Los detenidos son transportistas y empleados de las plantas de Gévora, Olivenza y de la carretera de Sevilla. Se enfrentan a penas de cárcel por delitos contra el medio ambiente, falsedad documental y estafa.

Entre los imputados hay constructores, transportistas que vertían los ripios en lugares no autorizados y trabajadores de plantas de acopio o de reciclaje que emitían certificados de haber recepcionado los escombros sin que esto hubiese ocurrido. La operación Alaspico contra el vertido ilegal de ripios en el entorno de la ciudad, que han llevado a cabo conjuntamente la Policía Local de Badajoz con el Seprona de la Guardia Civil, se ha saldado con 13 imputados, pertenecientes a 10 empresas. Para informar de esta actuación, que se inició en julio del 2014 y se ha prolongado durante 9 meses en Badajoz y localidades cercanas, comparecieron ayer el primer teniente de alcalde, Germán López Iglesias, y los responsables del Seprona y de la policía local.

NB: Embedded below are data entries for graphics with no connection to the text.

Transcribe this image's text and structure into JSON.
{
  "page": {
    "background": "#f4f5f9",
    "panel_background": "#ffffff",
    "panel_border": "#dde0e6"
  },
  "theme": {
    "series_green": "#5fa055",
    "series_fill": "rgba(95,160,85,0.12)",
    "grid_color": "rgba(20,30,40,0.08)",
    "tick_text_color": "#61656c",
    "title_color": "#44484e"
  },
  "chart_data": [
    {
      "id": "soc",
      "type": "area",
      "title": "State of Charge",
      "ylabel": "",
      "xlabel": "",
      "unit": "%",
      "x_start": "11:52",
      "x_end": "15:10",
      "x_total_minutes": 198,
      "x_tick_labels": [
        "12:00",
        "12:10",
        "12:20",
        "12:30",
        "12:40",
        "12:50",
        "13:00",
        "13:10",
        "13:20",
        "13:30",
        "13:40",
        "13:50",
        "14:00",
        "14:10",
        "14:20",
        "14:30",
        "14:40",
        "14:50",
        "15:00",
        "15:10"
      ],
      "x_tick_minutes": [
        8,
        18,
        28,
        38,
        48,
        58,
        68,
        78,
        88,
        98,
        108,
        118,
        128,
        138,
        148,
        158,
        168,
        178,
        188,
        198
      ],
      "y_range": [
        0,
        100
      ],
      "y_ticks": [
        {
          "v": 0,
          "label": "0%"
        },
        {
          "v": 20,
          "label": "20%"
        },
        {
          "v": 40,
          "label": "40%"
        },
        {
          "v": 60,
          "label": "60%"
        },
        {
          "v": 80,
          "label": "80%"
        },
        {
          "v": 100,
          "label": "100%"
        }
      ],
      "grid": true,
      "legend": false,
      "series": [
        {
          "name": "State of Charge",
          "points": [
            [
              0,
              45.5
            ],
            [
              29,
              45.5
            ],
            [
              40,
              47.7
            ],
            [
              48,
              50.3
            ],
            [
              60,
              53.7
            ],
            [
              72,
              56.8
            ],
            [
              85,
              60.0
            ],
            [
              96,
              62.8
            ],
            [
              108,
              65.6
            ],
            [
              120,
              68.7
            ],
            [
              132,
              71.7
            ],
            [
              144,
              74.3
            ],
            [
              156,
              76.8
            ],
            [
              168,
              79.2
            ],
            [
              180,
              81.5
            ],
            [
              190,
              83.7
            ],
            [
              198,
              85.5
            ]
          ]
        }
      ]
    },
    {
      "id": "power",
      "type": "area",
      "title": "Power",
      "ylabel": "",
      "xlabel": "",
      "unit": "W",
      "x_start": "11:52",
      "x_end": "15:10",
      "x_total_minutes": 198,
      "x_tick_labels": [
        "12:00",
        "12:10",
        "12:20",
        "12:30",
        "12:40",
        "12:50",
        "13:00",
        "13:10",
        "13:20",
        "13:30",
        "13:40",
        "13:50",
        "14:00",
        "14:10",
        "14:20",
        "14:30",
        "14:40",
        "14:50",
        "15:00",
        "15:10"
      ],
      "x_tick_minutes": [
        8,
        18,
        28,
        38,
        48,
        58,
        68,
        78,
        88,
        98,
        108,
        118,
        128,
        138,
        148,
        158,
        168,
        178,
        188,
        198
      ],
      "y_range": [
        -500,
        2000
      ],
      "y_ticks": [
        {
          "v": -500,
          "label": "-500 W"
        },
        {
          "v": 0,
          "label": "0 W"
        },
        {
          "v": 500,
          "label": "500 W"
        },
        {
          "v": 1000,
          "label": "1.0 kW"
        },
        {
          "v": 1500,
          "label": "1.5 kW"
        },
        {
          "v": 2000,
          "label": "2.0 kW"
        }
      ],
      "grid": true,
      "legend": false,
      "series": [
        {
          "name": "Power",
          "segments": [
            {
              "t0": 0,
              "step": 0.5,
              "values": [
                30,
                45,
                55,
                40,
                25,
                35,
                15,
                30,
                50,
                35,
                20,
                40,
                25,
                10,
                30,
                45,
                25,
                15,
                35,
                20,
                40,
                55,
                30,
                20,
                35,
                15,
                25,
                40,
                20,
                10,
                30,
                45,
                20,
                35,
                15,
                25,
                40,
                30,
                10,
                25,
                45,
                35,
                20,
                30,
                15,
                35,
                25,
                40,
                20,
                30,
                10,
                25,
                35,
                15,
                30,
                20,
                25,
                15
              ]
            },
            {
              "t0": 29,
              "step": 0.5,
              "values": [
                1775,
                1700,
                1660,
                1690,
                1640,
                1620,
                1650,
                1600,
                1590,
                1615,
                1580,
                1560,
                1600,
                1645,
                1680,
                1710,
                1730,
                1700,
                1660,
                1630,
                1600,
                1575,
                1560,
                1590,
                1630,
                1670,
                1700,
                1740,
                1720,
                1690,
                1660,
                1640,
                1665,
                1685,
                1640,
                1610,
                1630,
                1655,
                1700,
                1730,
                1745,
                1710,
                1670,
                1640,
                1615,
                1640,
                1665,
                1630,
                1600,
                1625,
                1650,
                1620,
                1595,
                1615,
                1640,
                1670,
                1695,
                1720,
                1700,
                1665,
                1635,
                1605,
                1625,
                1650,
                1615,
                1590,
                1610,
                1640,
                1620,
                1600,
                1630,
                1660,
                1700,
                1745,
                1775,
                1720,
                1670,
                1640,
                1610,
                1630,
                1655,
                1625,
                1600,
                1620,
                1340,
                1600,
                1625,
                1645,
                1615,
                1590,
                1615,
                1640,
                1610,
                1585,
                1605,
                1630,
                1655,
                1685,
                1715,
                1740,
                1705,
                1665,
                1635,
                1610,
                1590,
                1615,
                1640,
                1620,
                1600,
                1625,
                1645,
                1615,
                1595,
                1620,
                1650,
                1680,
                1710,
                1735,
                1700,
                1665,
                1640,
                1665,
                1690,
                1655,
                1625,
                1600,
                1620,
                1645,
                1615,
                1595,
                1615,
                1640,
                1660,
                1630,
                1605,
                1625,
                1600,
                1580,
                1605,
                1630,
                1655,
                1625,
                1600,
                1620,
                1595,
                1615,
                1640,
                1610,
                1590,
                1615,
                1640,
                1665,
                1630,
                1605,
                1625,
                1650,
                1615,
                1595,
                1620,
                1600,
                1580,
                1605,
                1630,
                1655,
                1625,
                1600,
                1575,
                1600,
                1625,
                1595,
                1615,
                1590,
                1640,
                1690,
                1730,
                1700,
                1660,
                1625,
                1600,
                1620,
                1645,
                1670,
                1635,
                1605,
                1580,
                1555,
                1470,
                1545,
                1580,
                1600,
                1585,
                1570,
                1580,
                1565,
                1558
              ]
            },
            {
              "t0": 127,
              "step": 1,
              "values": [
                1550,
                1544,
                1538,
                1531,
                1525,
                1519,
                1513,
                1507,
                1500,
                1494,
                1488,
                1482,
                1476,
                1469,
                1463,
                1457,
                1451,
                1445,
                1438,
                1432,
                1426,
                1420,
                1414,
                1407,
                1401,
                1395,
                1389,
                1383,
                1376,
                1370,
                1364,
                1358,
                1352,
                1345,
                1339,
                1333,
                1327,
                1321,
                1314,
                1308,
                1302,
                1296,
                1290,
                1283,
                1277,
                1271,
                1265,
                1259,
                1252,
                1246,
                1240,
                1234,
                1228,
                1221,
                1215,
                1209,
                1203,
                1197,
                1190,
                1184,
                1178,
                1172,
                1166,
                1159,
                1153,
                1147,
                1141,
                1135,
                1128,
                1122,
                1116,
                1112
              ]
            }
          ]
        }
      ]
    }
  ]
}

Mediante el control de vehículos se comprobó el vertido incontrolado de residuos de la construcción en seis lugares no autorizados. En concreto, en El Pico, la isla de Los Monos, las graveras del Guadiana cerca de Sagrajas, en la carretera de Olivenza y en las cercanías de la carretera de Valverde. Según fuentes consultadas, se han acumulado cientos de miles de toneladas en estos lugares. El modo de proceder era el siguiente: un constructor con licencia de obra para derribar contrataba a una empresa para llevar los escombros a una planta temporal de acopio o a una de reciclaje autorizadas, pero el transportista, en lugar de trasladarlos a las plantas, lo que supone un coste, los repartía por el entorno de Badajoz y acudía posteriormente a una planta para recoger el certificado en contubernio con algún trabajador.

LOS AFECTADOS

Están imputados empleados de la planta de acopio de Gévora, de la de tratamiento de Olivenza y una móvil que funciona en la carretera de Sevilla, en la barriada de Tulio. No se ha determinado si actuaban con el consentimiento de los responsables de las empresas. Ayer, el teniente del Seprona, Ramón García, recalcó que no se puede "criminalizar" al sector.

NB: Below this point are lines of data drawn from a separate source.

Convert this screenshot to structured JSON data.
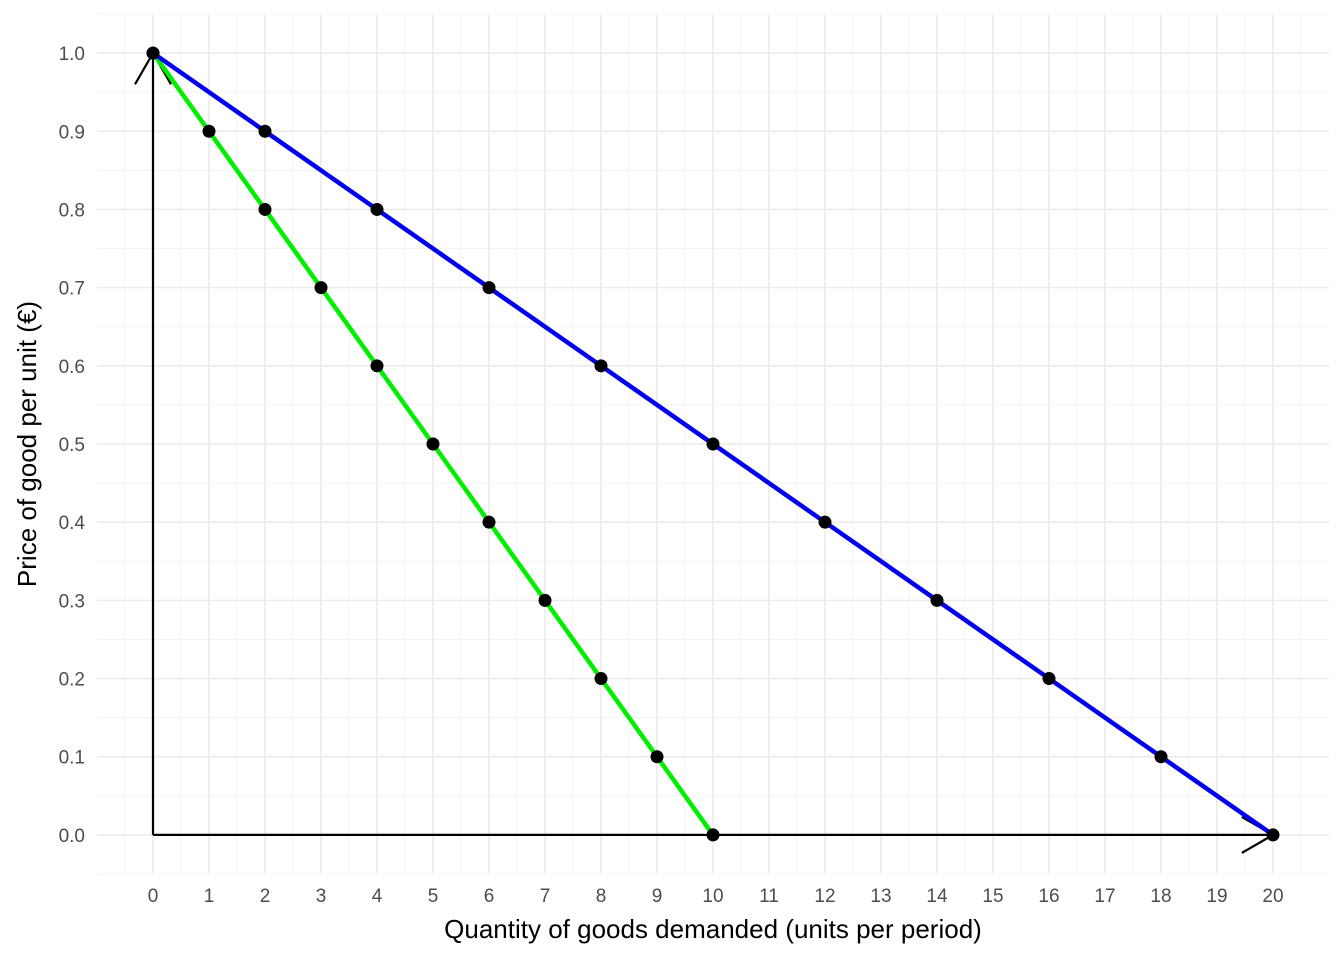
{
  "chart_data": {
    "type": "line",
    "title": "",
    "xlabel": "Quantity of goods demanded (units per period)",
    "ylabel": "Price of good per unit (€)",
    "xlim": [
      -1,
      21
    ],
    "ylim": [
      -0.05,
      1.05
    ],
    "grid": true,
    "legend": "none",
    "x_ticks": [
      0,
      1,
      2,
      3,
      4,
      5,
      6,
      7,
      8,
      9,
      10,
      11,
      12,
      13,
      14,
      15,
      16,
      17,
      18,
      19,
      20
    ],
    "x_tick_labels": [
      "0",
      "1",
      "2",
      "3",
      "4",
      "5",
      "6",
      "7",
      "8",
      "9",
      "10",
      "11",
      "12",
      "13",
      "14",
      "15",
      "16",
      "17",
      "18",
      "19",
      "20"
    ],
    "y_ticks": [
      0,
      0.1,
      0.2,
      0.3,
      0.4,
      0.5,
      0.6,
      0.7,
      0.8,
      0.9,
      1.0
    ],
    "y_tick_labels": [
      "0.0",
      "0.1",
      "0.2",
      "0.3",
      "0.4",
      "0.5",
      "0.6",
      "0.7",
      "0.8",
      "0.9",
      "1.0"
    ],
    "axis_color": "#000000",
    "series": [
      {
        "color": "#00ee00",
        "x": [
          0,
          1,
          2,
          3,
          4,
          5,
          6,
          7,
          8,
          9,
          10
        ],
        "y": [
          1.0,
          0.9,
          0.8,
          0.7,
          0.6,
          0.5,
          0.4,
          0.3,
          0.2,
          0.1,
          0.0
        ]
      },
      {
        "color": "#0000ee",
        "x": [
          0,
          2,
          4,
          6,
          8,
          10,
          12,
          14,
          16,
          18,
          20
        ],
        "y": [
          1.0,
          0.9,
          0.8,
          0.7,
          0.6,
          0.5,
          0.4,
          0.3,
          0.2,
          0.1,
          0.0
        ]
      }
    ],
    "point_color": "#000000"
  }
}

De la policía local han participado 7 agentes del Servicio de Información Local y Cometidos Especiales (Silyce), que han controlado 14 vehículos y hecho 5.490 fotografías. Su intervención para el trabajo de campo se prolongó los tres primeros meses y luego ha actuado el Seprona.

Según explicó el superintendente, Rubén Muñoz, debido a las características de esta actuación, las imágenes se tomaron "a una gran distancia" al observar que quienes cometían estos delitos adoptaban importantes medidas de seguridad. Primero realizaban varias visitas con un turismo por la zona para asegurarse de que no había testigos y cuando comprobaban que no había nadie, comenzaba a llegar "un regero de camiones" que realizaban los vertidos.

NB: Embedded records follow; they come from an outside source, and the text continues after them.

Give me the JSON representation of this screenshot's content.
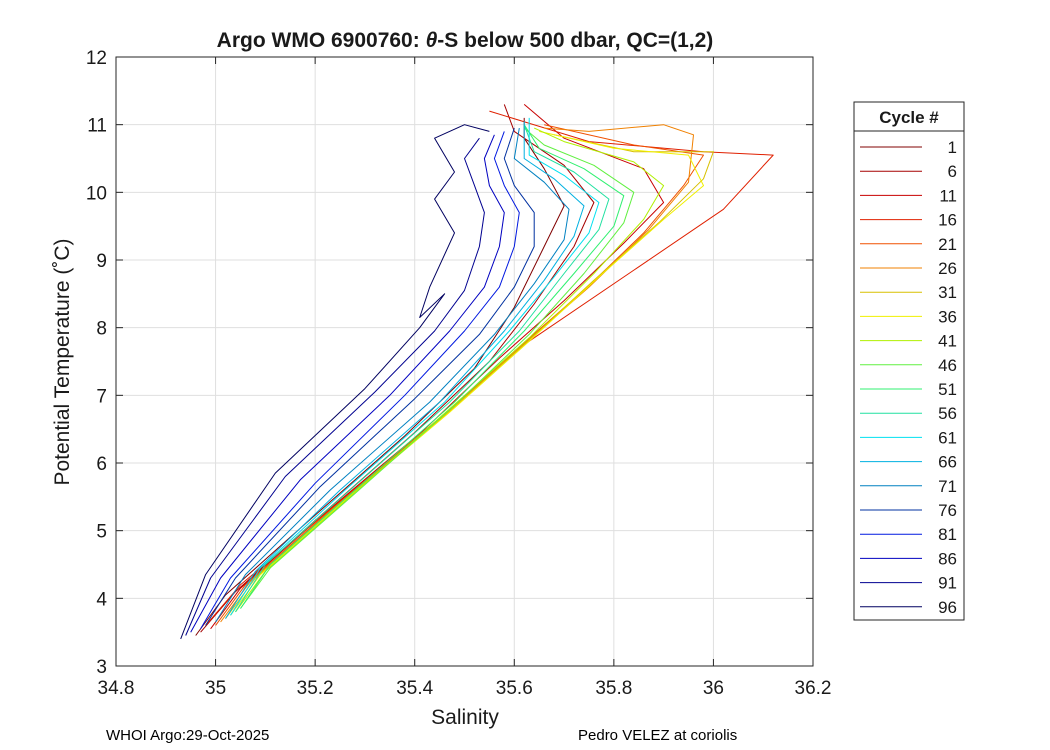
{
  "chart_data": {
    "type": "line",
    "title": "Argo WMO 6900760: θ-S below 500 dbar,  QC=(1,2)",
    "title_parts": {
      "pre": "Argo WMO 6900760: ",
      "theta": "θ",
      "post": "-S below 500 dbar,  QC=(1,2)"
    },
    "xlabel": "Salinity",
    "ylabel": "Potential Temperature (˚C)",
    "xlim": [
      34.8,
      36.2
    ],
    "ylim": [
      3,
      12
    ],
    "xticks": [
      34.8,
      35,
      35.2,
      35.4,
      35.6,
      35.8,
      36,
      36.2
    ],
    "xtick_labels": [
      "34.8",
      "35",
      "35.2",
      "35.4",
      "35.6",
      "35.8",
      "36",
      "36.2"
    ],
    "yticks": [
      3,
      4,
      5,
      6,
      7,
      8,
      9,
      10,
      11,
      12
    ],
    "ytick_labels": [
      "3",
      "4",
      "5",
      "6",
      "7",
      "8",
      "9",
      "10",
      "11",
      "12"
    ],
    "grid": true,
    "legend_title": "Cycle #",
    "legend_position": "right-outside",
    "series": [
      {
        "name": "1",
        "color": "#800000",
        "points": [
          [
            34.96,
            3.45
          ],
          [
            35.02,
            4.05
          ],
          [
            35.18,
            5.1
          ],
          [
            35.38,
            6.4
          ],
          [
            35.52,
            7.4
          ],
          [
            35.6,
            8.3
          ],
          [
            35.66,
            9.2
          ],
          [
            35.7,
            9.8
          ],
          [
            35.66,
            10.35
          ],
          [
            35.62,
            10.8
          ],
          [
            35.62,
            11.1
          ]
        ]
      },
      {
        "name": "6",
        "color": "#a50000",
        "points": [
          [
            34.97,
            3.5
          ],
          [
            35.04,
            4.1
          ],
          [
            35.2,
            5.15
          ],
          [
            35.4,
            6.45
          ],
          [
            35.55,
            7.5
          ],
          [
            35.64,
            8.35
          ],
          [
            35.72,
            9.2
          ],
          [
            35.76,
            9.85
          ],
          [
            35.7,
            10.4
          ],
          [
            35.6,
            10.9
          ],
          [
            35.58,
            11.3
          ]
        ]
      },
      {
        "name": "11",
        "color": "#c80000",
        "points": [
          [
            34.99,
            3.55
          ],
          [
            35.05,
            4.15
          ],
          [
            35.21,
            5.2
          ],
          [
            35.42,
            6.5
          ],
          [
            35.57,
            7.55
          ],
          [
            35.7,
            8.4
          ],
          [
            35.82,
            9.25
          ],
          [
            35.9,
            9.85
          ],
          [
            35.86,
            10.35
          ],
          [
            35.7,
            10.8
          ],
          [
            35.62,
            11.3
          ]
        ]
      },
      {
        "name": "16",
        "color": "#e02000",
        "points": [
          [
            34.98,
            3.6
          ],
          [
            35.05,
            4.2
          ],
          [
            35.22,
            5.25
          ],
          [
            35.44,
            6.6
          ],
          [
            35.62,
            7.75
          ],
          [
            35.85,
            8.9
          ],
          [
            36.02,
            9.75
          ],
          [
            36.12,
            10.55
          ],
          [
            35.98,
            10.6
          ],
          [
            35.75,
            10.75
          ],
          [
            35.55,
            11.2
          ]
        ]
      },
      {
        "name": "21",
        "color": "#f05000",
        "points": [
          [
            35.0,
            3.6
          ],
          [
            35.06,
            4.2
          ],
          [
            35.23,
            5.3
          ],
          [
            35.44,
            6.6
          ],
          [
            35.6,
            7.65
          ],
          [
            35.74,
            8.55
          ],
          [
            35.86,
            9.4
          ],
          [
            35.94,
            10.1
          ],
          [
            35.98,
            10.55
          ],
          [
            35.84,
            10.7
          ],
          [
            35.66,
            11.0
          ]
        ]
      },
      {
        "name": "26",
        "color": "#f08000",
        "points": [
          [
            35.01,
            3.65
          ],
          [
            35.07,
            4.25
          ],
          [
            35.24,
            5.35
          ],
          [
            35.45,
            6.65
          ],
          [
            35.61,
            7.7
          ],
          [
            35.75,
            8.6
          ],
          [
            35.87,
            9.45
          ],
          [
            35.95,
            10.15
          ],
          [
            35.96,
            10.85
          ],
          [
            35.9,
            11.0
          ],
          [
            35.75,
            10.9
          ],
          [
            35.66,
            10.95
          ]
        ]
      },
      {
        "name": "31",
        "color": "#d8c000",
        "points": [
          [
            35.02,
            3.7
          ],
          [
            35.08,
            4.3
          ],
          [
            35.25,
            5.4
          ],
          [
            35.46,
            6.7
          ],
          [
            35.62,
            7.75
          ],
          [
            35.76,
            8.7
          ],
          [
            35.89,
            9.55
          ],
          [
            35.98,
            10.2
          ],
          [
            36.0,
            10.6
          ],
          [
            35.84,
            10.6
          ],
          [
            35.68,
            10.85
          ]
        ]
      },
      {
        "name": "36",
        "color": "#f0f000",
        "points": [
          [
            35.03,
            3.75
          ],
          [
            35.09,
            4.35
          ],
          [
            35.26,
            5.45
          ],
          [
            35.47,
            6.75
          ],
          [
            35.63,
            7.8
          ],
          [
            35.77,
            8.75
          ],
          [
            35.9,
            9.6
          ],
          [
            35.98,
            10.1
          ],
          [
            35.95,
            10.55
          ],
          [
            35.8,
            10.65
          ],
          [
            35.65,
            10.9
          ]
        ]
      },
      {
        "name": "41",
        "color": "#b0f000",
        "points": [
          [
            35.04,
            3.8
          ],
          [
            35.1,
            4.4
          ],
          [
            35.27,
            5.5
          ],
          [
            35.47,
            6.8
          ],
          [
            35.63,
            7.85
          ],
          [
            35.76,
            8.8
          ],
          [
            35.86,
            9.6
          ],
          [
            35.9,
            10.1
          ],
          [
            35.84,
            10.45
          ],
          [
            35.7,
            10.75
          ],
          [
            35.64,
            10.95
          ]
        ]
      },
      {
        "name": "46",
        "color": "#60f040",
        "points": [
          [
            35.05,
            3.85
          ],
          [
            35.11,
            4.45
          ],
          [
            35.28,
            5.55
          ],
          [
            35.48,
            6.85
          ],
          [
            35.63,
            7.9
          ],
          [
            35.74,
            8.8
          ],
          [
            35.82,
            9.55
          ],
          [
            35.84,
            10.0
          ],
          [
            35.76,
            10.4
          ],
          [
            35.66,
            10.7
          ],
          [
            35.62,
            10.95
          ]
        ]
      },
      {
        "name": "51",
        "color": "#30f070",
        "points": [
          [
            35.05,
            3.85
          ],
          [
            35.11,
            4.5
          ],
          [
            35.28,
            5.6
          ],
          [
            35.48,
            6.9
          ],
          [
            35.62,
            7.95
          ],
          [
            35.72,
            8.8
          ],
          [
            35.8,
            9.5
          ],
          [
            35.82,
            9.95
          ],
          [
            35.74,
            10.35
          ],
          [
            35.65,
            10.65
          ],
          [
            35.62,
            11.0
          ]
        ]
      },
      {
        "name": "56",
        "color": "#20e0a0",
        "points": [
          [
            35.04,
            3.8
          ],
          [
            35.1,
            4.5
          ],
          [
            35.27,
            5.6
          ],
          [
            35.47,
            6.9
          ],
          [
            35.61,
            7.95
          ],
          [
            35.7,
            8.8
          ],
          [
            35.77,
            9.45
          ],
          [
            35.79,
            9.9
          ],
          [
            35.72,
            10.3
          ],
          [
            35.64,
            10.6
          ],
          [
            35.62,
            11.0
          ]
        ]
      },
      {
        "name": "61",
        "color": "#00e0f0",
        "points": [
          [
            35.03,
            3.75
          ],
          [
            35.09,
            4.45
          ],
          [
            35.26,
            5.6
          ],
          [
            35.46,
            6.9
          ],
          [
            35.59,
            7.95
          ],
          [
            35.68,
            8.75
          ],
          [
            35.75,
            9.4
          ],
          [
            35.77,
            9.85
          ],
          [
            35.7,
            10.25
          ],
          [
            35.63,
            10.55
          ],
          [
            35.63,
            11.1
          ]
        ]
      },
      {
        "name": "66",
        "color": "#00b0e0",
        "points": [
          [
            35.02,
            3.7
          ],
          [
            35.08,
            4.4
          ],
          [
            35.25,
            5.6
          ],
          [
            35.45,
            6.9
          ],
          [
            35.58,
            7.95
          ],
          [
            35.66,
            8.7
          ],
          [
            35.72,
            9.35
          ],
          [
            35.74,
            9.8
          ],
          [
            35.68,
            10.2
          ],
          [
            35.62,
            10.5
          ],
          [
            35.62,
            11.05
          ]
        ]
      },
      {
        "name": "71",
        "color": "#0080c0",
        "points": [
          [
            35.0,
            3.65
          ],
          [
            35.06,
            4.35
          ],
          [
            35.23,
            5.6
          ],
          [
            35.43,
            6.9
          ],
          [
            35.56,
            7.9
          ],
          [
            35.64,
            8.65
          ],
          [
            35.7,
            9.3
          ],
          [
            35.71,
            9.75
          ],
          [
            35.66,
            10.15
          ],
          [
            35.6,
            10.5
          ],
          [
            35.61,
            10.95
          ]
        ]
      },
      {
        "name": "76",
        "color": "#0030a0",
        "points": [
          [
            34.98,
            3.6
          ],
          [
            35.04,
            4.3
          ],
          [
            35.21,
            5.65
          ],
          [
            35.4,
            6.95
          ],
          [
            35.53,
            7.9
          ],
          [
            35.6,
            8.6
          ],
          [
            35.64,
            9.2
          ],
          [
            35.64,
            9.7
          ],
          [
            35.6,
            10.1
          ],
          [
            35.58,
            10.5
          ],
          [
            35.6,
            10.95
          ]
        ]
      },
      {
        "name": "81",
        "color": "#0018e0",
        "points": [
          [
            34.97,
            3.55
          ],
          [
            35.03,
            4.3
          ],
          [
            35.2,
            5.7
          ],
          [
            35.38,
            7.0
          ],
          [
            35.5,
            7.95
          ],
          [
            35.57,
            8.6
          ],
          [
            35.6,
            9.2
          ],
          [
            35.61,
            9.7
          ],
          [
            35.58,
            10.1
          ],
          [
            35.56,
            10.5
          ],
          [
            35.58,
            10.9
          ]
        ]
      },
      {
        "name": "86",
        "color": "#0000c0",
        "points": [
          [
            34.95,
            3.5
          ],
          [
            35.01,
            4.3
          ],
          [
            35.17,
            5.75
          ],
          [
            35.35,
            7.0
          ],
          [
            35.47,
            7.95
          ],
          [
            35.54,
            8.6
          ],
          [
            35.57,
            9.2
          ],
          [
            35.58,
            9.7
          ],
          [
            35.55,
            10.1
          ],
          [
            35.54,
            10.5
          ],
          [
            35.56,
            10.85
          ]
        ]
      },
      {
        "name": "91",
        "color": "#000090",
        "points": [
          [
            34.94,
            3.45
          ],
          [
            34.99,
            4.3
          ],
          [
            35.14,
            5.8
          ],
          [
            35.32,
            7.05
          ],
          [
            35.44,
            7.95
          ],
          [
            35.5,
            8.55
          ],
          [
            35.53,
            9.2
          ],
          [
            35.54,
            9.7
          ],
          [
            35.52,
            10.1
          ],
          [
            35.5,
            10.5
          ],
          [
            35.53,
            10.8
          ]
        ]
      },
      {
        "name": "96",
        "color": "#000060",
        "points": [
          [
            34.93,
            3.4
          ],
          [
            34.98,
            4.35
          ],
          [
            35.12,
            5.85
          ],
          [
            35.3,
            7.1
          ],
          [
            35.41,
            8.0
          ],
          [
            35.46,
            8.5
          ],
          [
            35.41,
            8.15
          ],
          [
            35.43,
            8.6
          ],
          [
            35.48,
            9.4
          ],
          [
            35.44,
            9.9
          ],
          [
            35.48,
            10.3
          ],
          [
            35.44,
            10.8
          ],
          [
            35.5,
            11.0
          ],
          [
            35.55,
            10.9
          ]
        ]
      }
    ]
  },
  "footer": {
    "left": "WHOI Argo:29-Oct-2025",
    "right": "Pedro VELEZ at coriolis"
  }
}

Para cerrar la investigación hubo que seguir a los vehículos, comprobar de qué obras partían y si les habían presentado el certificado de la gestión que no se estaba haciendo. El Seprona se ha centrado en la instrucción de las diligencias para intentar demostrar en contacto con la Fiscalía de Medio Ambiente la concurrencia de tres delitos: el medioambiental (hasta 2 años de prisión) por daños y alteración del hábitat sobre todo en la cuenca del Guadiana; falsedad documental (hasta 3 años) por expedir documentos que certifican lo que no se ha hecho y, por último, estafa (hasta tres años), pues el promotor de la obra contrataba a un gestor de residuos y le pagaba. Todo está remitido a la autoridad judicial.